Milburn report warns youth unemployment crisis risks £125bn annual economic hit
Former Labour health secretary Alan Milburn identifies a “lost generation” risk, citing structural barriers in welfare and labour markets that exacerbate inactivity among 16-to-24-year-olds.
A landmark government-commissioned report led by Alan Milburn has warned that the UK economy faces an annual loss of £125bn due to rising youth unemployment, describing the situation as a risk of a “lost generation”. The review, released on Thursday, highlights a critical juncture in public policy as the number of young people aged 16 to 24 not in education, employment, or training (Neet) has risen to 1,012,000. According to figures from the Office for National Statistics for the three months to March, this figure breaches the one million mark for the first time since 2013.
Milburn, the former Labour health secretary, urged a fundamental reset of policy across schools, the health service, and the welfare state. The report estimates that the cumulative annual cost to the country of nearly one million Neet young people is £125bn, a sum exceeding the entire annual budget for education. The review argues that the current position is no longer merely unaffordable but unsustainable, warning that the longer young people remain outside work or learning, the more difficult and expensive it becomes to reintegrate them into the labour market.
The financial implications for public finances are stark. The report calculates that the average lifetime loss in earnings for a young person out of work, education, or training between the ages of 18 and 24 is equivalent to £52,000 a year. Furthermore, the lifetime public finance impact of a young person being Neet during this period is estimated at £29,000 on average. If every Neet young person aged 18 to 24 had been in work last year, the report found it would have contributed an additional £38bn to UK GDP and significantly reduced the Treasury’s benefits bill.

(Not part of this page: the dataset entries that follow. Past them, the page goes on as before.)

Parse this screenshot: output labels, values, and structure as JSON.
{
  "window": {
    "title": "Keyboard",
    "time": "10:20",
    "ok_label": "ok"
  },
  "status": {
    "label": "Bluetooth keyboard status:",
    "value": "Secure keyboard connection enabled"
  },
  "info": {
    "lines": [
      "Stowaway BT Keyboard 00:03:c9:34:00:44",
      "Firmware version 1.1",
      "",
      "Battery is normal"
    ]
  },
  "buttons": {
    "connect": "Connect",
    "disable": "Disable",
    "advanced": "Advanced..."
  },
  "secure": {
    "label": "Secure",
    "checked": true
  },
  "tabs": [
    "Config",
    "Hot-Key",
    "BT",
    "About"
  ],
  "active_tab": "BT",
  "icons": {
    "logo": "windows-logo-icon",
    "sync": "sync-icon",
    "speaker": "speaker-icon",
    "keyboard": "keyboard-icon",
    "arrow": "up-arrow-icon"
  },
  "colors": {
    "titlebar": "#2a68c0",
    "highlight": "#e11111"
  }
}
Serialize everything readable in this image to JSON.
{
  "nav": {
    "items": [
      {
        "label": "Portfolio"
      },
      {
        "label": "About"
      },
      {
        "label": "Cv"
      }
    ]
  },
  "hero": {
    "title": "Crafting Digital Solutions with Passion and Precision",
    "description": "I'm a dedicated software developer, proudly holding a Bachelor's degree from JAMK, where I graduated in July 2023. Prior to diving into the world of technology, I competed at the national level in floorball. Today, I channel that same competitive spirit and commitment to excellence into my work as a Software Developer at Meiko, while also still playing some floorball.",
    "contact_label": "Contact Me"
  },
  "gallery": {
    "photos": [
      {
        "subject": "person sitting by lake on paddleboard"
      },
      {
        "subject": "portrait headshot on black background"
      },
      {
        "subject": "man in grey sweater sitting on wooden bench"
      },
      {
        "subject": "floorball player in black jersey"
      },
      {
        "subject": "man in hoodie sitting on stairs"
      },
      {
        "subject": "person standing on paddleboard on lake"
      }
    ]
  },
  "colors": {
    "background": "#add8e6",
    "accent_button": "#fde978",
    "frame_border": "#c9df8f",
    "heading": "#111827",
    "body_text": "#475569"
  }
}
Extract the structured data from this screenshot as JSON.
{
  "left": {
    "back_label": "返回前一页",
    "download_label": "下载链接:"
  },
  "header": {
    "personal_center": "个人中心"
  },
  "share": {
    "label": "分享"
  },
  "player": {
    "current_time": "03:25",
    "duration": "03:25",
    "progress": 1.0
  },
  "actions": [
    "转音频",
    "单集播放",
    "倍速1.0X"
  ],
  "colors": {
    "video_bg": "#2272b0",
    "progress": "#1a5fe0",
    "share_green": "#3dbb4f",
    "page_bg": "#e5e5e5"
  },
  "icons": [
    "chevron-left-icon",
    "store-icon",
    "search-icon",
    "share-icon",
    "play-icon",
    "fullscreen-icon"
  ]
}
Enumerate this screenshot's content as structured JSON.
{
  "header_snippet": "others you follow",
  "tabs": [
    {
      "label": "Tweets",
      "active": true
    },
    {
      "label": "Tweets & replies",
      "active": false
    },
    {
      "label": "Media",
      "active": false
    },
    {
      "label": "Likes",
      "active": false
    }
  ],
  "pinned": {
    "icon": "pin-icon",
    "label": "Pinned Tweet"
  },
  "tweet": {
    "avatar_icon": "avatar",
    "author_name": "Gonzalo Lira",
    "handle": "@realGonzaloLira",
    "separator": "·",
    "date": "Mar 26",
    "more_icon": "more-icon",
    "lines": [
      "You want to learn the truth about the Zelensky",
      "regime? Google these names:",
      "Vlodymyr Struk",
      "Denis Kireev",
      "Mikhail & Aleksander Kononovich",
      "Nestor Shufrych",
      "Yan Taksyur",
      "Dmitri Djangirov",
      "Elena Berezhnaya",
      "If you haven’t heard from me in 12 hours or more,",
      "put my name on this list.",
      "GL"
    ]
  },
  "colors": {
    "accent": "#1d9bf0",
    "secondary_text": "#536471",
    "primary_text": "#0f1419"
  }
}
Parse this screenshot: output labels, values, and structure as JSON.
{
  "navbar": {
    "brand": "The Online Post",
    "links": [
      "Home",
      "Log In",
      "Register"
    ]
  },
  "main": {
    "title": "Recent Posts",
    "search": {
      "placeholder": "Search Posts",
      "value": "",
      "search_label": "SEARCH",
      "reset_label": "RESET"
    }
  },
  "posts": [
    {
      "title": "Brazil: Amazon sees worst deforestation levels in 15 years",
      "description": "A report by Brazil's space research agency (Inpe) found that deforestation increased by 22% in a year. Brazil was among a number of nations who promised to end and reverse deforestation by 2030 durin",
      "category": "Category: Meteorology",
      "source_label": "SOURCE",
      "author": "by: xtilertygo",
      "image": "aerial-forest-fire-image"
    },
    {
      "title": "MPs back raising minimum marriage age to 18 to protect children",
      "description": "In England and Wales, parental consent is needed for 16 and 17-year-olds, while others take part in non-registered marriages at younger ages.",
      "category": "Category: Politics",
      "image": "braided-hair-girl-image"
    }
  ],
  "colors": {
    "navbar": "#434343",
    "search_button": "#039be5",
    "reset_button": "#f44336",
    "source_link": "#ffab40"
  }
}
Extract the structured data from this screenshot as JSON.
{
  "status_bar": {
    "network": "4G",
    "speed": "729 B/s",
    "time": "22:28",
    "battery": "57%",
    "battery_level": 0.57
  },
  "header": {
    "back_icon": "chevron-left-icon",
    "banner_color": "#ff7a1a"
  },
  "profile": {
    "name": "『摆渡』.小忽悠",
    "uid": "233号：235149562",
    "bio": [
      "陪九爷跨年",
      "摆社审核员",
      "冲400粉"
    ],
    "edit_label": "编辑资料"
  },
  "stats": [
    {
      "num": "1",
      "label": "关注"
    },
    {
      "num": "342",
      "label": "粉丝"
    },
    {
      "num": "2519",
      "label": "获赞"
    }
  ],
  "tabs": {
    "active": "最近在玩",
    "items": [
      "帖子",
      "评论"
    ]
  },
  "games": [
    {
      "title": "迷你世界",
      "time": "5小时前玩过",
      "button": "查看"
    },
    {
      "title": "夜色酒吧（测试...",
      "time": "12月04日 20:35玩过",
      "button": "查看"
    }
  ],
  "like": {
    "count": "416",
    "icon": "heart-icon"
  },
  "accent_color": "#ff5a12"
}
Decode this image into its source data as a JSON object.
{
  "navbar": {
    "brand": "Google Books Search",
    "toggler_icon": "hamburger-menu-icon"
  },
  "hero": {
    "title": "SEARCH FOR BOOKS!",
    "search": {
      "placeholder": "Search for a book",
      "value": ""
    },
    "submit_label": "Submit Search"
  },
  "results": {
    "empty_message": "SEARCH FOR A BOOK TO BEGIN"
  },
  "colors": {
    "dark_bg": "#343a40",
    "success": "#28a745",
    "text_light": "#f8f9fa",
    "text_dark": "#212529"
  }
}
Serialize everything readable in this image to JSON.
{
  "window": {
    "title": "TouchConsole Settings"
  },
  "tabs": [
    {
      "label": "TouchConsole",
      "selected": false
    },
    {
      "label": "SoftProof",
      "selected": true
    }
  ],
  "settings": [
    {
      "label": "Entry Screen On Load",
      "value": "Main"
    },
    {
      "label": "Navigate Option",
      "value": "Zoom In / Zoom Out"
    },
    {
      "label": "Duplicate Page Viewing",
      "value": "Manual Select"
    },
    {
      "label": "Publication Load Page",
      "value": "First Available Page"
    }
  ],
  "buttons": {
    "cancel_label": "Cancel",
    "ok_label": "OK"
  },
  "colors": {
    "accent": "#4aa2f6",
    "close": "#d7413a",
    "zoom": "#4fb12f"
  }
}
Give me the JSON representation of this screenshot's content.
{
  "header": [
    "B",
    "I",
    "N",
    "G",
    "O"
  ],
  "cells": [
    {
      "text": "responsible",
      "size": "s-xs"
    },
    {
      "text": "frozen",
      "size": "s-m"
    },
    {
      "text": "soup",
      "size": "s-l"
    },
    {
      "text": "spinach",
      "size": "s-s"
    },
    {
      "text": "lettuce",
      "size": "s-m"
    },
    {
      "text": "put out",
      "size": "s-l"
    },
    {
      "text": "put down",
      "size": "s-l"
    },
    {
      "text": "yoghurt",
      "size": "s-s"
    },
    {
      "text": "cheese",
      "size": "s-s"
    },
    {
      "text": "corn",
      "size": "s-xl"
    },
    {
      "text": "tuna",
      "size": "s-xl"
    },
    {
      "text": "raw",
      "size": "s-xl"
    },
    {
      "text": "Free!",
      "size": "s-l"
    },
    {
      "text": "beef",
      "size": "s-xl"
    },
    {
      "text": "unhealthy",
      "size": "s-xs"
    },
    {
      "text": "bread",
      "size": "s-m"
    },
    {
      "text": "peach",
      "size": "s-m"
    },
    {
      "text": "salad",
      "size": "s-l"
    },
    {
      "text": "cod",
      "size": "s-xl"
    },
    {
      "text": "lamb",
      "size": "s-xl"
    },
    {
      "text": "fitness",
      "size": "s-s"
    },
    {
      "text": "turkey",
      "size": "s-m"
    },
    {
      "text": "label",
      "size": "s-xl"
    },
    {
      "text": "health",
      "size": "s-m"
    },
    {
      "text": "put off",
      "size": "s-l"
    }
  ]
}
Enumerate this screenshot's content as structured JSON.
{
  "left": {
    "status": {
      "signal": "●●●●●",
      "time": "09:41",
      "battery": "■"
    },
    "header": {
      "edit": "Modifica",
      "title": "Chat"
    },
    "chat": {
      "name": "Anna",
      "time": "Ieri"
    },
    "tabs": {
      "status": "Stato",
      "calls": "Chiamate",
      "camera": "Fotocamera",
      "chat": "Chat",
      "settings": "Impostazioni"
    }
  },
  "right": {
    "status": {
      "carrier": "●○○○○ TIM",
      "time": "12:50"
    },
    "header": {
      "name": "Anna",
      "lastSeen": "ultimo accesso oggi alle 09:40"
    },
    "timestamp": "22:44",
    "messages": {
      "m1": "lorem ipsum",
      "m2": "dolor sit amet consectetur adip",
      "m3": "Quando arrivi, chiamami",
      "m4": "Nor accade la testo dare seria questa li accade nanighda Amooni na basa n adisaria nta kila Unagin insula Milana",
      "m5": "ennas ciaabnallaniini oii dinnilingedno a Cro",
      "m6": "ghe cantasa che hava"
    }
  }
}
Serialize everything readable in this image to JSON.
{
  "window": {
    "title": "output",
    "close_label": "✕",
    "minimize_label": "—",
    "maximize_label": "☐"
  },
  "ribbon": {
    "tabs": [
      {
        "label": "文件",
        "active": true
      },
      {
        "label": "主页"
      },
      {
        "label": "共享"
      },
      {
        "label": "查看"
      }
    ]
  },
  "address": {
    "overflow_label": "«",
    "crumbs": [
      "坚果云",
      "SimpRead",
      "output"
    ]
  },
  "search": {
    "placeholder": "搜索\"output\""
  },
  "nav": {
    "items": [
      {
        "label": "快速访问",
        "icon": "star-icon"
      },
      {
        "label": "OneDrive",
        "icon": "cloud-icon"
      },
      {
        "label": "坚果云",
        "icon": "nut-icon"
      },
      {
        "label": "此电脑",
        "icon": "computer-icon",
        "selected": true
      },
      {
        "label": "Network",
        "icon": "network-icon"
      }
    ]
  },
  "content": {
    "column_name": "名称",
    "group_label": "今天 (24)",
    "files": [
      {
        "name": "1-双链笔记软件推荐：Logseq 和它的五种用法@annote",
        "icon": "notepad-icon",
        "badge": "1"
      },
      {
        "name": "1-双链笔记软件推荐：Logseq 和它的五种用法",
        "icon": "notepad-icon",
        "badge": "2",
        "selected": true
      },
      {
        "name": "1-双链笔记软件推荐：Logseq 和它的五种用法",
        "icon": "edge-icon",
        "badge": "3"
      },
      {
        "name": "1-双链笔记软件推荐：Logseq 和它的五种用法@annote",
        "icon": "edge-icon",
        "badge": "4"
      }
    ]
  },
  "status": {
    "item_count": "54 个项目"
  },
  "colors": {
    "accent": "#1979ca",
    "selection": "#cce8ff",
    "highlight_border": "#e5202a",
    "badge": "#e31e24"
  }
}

Current welfare spending patterns were identified as a key driver of inactivity. The government spends approximately £8.1bn annually on benefits for young people, with more than half (£4.4bn) allocated to Neets. The report suggests that £3.2bn of this expenditure could have been avoided if Neet young people had been in work and earning above earnings thresholds. Milburn described the welfare state as “exacerbating inactivity,” arguing that new work programmes alone would fail to address these deeper-rooted structural problems.
Structural barriers in the labour market were also scrutinised. The report identifies minimum wage hikes and the Workers’ Rights Bill as factors potentially hindering youth hiring, particularly in low-margin sectors such as retail and hospitality. Without intervention, the number of Neets could rise by 25% to 1.25 million by the early 2030s. These warnings come as overall unemployment in Britain reaches its highest levels since the outbreak of the Covid pandemic, with young people bearing the brunt of economic downturns and tax increases.